My machine have 4 V100s, which are connected by NVLink. I run a process on each GPU and read other GPU’s memory via IPC. In my understanding, if each GPU read other GPU’s memory simultaneously, this will puts more pressure on NVLink. So if I stagger their kernel, I should have better performance.
But result is is the opposite. I guess peer GPU L2 cache have impact on this. So my question is:
Is my understanding right?
I want to vertify the effects of L2 cache, can I disable L2 cache on V100?
No, that is probably not correct, for the V100 SXM2 case. The V100 SXM2 machines with NVLink have separate links connecting each pair of GPUs (considering the first 4 GPUs). So the data transfer from GPU 0 to GPU 3 flows over a different set of links than for example the data transfer from GPU 0 to GPU 2 (or any other pair you wish to name). So there should not be much contention or interference between paths.
You cannot disable L2 cache on any CUDA GPU at least up through cc7.5 (Turing). Volta devices cannot have their L2 cache disabled. (On cc8.x devices, you can reserve a portion of the L2, but the portion that you reserve cannot be 100%, so the L2 cannot be completely disabled for other accesses).
My answer is based on the idea that you are probably working on a machine that is “one half” of this diagram:
On my machine, each pair GPUs are connected by 2 links, and bidirection bandwidth is 100GB.
My guess is based on, by profiling sm peer read, I find GPU not only receives data from peer, but also transmits data to peer due to protocol. So if 2 GPU read peer memory simultaneously, performance will degrade compared to single GPU peer read.

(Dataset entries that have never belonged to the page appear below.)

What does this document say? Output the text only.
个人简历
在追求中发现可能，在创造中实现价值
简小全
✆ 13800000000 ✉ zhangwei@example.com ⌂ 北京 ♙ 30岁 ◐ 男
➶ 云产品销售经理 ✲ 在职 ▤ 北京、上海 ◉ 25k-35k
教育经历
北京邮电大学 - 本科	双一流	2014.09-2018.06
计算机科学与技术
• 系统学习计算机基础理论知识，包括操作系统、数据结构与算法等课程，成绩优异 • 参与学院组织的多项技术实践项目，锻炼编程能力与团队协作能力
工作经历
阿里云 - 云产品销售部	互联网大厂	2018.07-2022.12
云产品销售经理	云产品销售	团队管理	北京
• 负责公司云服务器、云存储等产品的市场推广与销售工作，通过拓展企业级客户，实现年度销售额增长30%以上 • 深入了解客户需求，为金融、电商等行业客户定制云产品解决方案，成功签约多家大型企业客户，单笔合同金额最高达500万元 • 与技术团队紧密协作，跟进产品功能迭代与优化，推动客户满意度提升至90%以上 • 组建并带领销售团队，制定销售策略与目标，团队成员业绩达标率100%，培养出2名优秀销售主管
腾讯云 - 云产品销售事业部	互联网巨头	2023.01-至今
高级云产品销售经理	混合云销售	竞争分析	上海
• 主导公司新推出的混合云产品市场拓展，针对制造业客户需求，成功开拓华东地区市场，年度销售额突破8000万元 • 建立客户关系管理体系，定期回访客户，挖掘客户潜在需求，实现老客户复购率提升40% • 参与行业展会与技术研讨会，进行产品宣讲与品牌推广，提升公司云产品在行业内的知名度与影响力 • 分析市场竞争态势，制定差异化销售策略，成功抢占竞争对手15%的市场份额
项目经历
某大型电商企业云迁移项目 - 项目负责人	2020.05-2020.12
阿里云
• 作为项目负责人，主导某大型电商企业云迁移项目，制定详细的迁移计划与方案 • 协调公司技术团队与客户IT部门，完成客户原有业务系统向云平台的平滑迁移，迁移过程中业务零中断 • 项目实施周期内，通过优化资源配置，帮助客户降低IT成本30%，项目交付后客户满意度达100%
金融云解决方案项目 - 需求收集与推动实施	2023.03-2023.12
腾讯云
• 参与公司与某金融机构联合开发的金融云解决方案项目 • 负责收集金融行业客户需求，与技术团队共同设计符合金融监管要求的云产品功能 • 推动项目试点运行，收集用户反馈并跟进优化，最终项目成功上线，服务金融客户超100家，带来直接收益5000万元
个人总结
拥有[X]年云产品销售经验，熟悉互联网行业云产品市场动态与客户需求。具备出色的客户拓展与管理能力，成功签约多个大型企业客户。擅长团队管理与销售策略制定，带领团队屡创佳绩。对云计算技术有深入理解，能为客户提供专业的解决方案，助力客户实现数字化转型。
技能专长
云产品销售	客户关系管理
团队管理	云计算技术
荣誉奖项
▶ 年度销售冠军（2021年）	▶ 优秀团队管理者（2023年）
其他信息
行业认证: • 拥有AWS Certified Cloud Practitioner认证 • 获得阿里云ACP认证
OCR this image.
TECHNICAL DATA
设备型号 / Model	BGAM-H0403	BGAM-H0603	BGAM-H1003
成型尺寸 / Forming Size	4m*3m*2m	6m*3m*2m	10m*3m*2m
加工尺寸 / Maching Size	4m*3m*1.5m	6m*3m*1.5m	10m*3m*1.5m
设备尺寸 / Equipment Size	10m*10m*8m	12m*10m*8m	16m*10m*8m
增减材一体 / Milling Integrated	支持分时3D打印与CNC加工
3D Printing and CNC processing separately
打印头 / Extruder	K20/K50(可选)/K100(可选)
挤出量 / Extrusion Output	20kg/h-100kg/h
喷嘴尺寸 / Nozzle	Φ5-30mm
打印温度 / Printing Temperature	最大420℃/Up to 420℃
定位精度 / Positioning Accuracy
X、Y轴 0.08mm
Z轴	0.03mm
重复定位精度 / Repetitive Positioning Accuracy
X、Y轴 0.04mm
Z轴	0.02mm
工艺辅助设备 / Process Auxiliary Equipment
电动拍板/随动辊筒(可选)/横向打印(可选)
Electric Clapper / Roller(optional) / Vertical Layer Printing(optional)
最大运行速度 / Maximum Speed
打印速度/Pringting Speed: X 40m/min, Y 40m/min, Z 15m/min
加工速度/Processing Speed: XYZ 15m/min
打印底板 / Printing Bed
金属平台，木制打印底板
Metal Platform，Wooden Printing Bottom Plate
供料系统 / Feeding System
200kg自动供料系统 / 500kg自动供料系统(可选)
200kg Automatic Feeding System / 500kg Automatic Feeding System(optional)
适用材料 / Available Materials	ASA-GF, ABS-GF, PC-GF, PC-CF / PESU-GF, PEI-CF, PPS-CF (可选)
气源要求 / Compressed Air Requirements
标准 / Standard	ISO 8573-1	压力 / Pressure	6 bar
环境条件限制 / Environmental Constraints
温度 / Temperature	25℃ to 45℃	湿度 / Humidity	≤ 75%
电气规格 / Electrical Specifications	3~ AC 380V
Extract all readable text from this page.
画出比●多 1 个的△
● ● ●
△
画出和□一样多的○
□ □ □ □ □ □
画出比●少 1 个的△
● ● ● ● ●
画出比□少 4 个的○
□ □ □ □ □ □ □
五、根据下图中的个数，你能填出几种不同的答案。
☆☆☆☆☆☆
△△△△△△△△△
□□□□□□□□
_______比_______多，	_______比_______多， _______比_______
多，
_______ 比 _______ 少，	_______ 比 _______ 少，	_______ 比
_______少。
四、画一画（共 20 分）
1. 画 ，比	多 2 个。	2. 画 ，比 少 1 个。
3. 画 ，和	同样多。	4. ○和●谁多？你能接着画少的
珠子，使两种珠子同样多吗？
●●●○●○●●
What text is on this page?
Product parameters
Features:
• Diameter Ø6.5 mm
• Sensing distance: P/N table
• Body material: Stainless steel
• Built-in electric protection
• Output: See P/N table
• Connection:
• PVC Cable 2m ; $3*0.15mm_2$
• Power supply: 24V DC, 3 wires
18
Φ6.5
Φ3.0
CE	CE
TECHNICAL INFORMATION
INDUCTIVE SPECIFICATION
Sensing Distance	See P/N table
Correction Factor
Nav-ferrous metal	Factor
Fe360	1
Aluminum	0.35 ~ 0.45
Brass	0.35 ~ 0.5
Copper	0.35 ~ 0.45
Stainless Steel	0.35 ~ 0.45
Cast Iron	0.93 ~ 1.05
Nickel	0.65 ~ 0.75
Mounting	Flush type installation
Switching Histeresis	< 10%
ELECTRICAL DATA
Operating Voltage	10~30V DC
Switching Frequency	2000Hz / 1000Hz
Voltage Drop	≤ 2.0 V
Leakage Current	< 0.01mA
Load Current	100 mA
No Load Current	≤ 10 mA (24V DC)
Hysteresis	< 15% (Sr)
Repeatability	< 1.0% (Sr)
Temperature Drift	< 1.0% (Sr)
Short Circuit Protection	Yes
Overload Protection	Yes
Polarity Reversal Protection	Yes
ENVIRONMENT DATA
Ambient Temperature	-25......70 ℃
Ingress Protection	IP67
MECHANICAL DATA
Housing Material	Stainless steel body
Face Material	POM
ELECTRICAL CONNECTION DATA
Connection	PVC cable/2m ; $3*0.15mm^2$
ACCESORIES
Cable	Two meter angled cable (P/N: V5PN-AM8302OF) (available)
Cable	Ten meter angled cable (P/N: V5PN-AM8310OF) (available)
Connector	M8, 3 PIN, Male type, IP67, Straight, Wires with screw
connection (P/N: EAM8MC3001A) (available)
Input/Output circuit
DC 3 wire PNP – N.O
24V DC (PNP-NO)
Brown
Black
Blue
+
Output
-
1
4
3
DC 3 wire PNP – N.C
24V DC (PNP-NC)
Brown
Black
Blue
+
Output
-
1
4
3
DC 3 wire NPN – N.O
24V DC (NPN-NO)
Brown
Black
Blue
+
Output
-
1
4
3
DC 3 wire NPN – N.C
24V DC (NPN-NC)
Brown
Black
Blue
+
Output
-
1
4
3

I think that will also happen in 4 GPU, and assume peer memory read is symmetrical.
If each GPU is only reading from the other 3 GPUs, then considering the NVLink case (e.g. GPUs 0 and 1 connected via NVLink), running the activities concurrently should not matter. GPU 0 reads from GPU 1, GPU 1 reads from GPU 0. (This is the only NVLink traffic possible for those 2 GPUs in your setup). NVLink provides separate, dedicated bandwidth in each direction. Therefore the read from GPU 0 to 1 flows across separate HW links compared to the read from 1 to 0. There should be no interference for that NVLink traffic, in the simultaneous case.
The GPU memory itself doesn’t present a meaningful bottleneck for this case. The aggregate bandwidth across PCIE (~24GB/s) and across NVLink (~100GB/s) is small compared to the V100 memory bandwidth (~900GB/s).
I run a test, let GPU 0 and GPU 1 perform sm read simultaneously, this takes 1.1x times as long as only GPU 0 reads. Moreover I use -Xptxas -dlcm=cv flag to avoid effect of cache, same result.
Dose NVLink do separate, dedicated bandwidth logically or physically? Back to the test mentioned above, when only read from 0 to 1, GPU 0 → GPU 1 and GPU 1 → GPU 0 traffic both exist. I think 0->1 and 1->0 bandwith are both 50GB/s, but GPU 0 read GPU 1 will also consume 0->1 banwidth, which is a reason for the test result.
Each nvlink of that generation provides 25GB/s per direction. The “per direction” is isolated from each other: separate wires, separate transmitter and receiver. So you can sustain 25 GB/s from A to B and 25 GB/s from B to A, at the same time, over a single link. The reason you have 50GB/s per direction is that the NVLink bridge (of that generation) provides 2 links of connectivity.
Regarding the rest, you originally said:
You now appear to be describing something different.
If GPU 0 reads from GPU 1 memory, and GPU 1 reads from GPU 0 memory, then those transactions will flow over separate dedicated hardware lanes. But maybe your test is actually doing something else. I won’t be able to comment further since I don’t know what your test case is doing.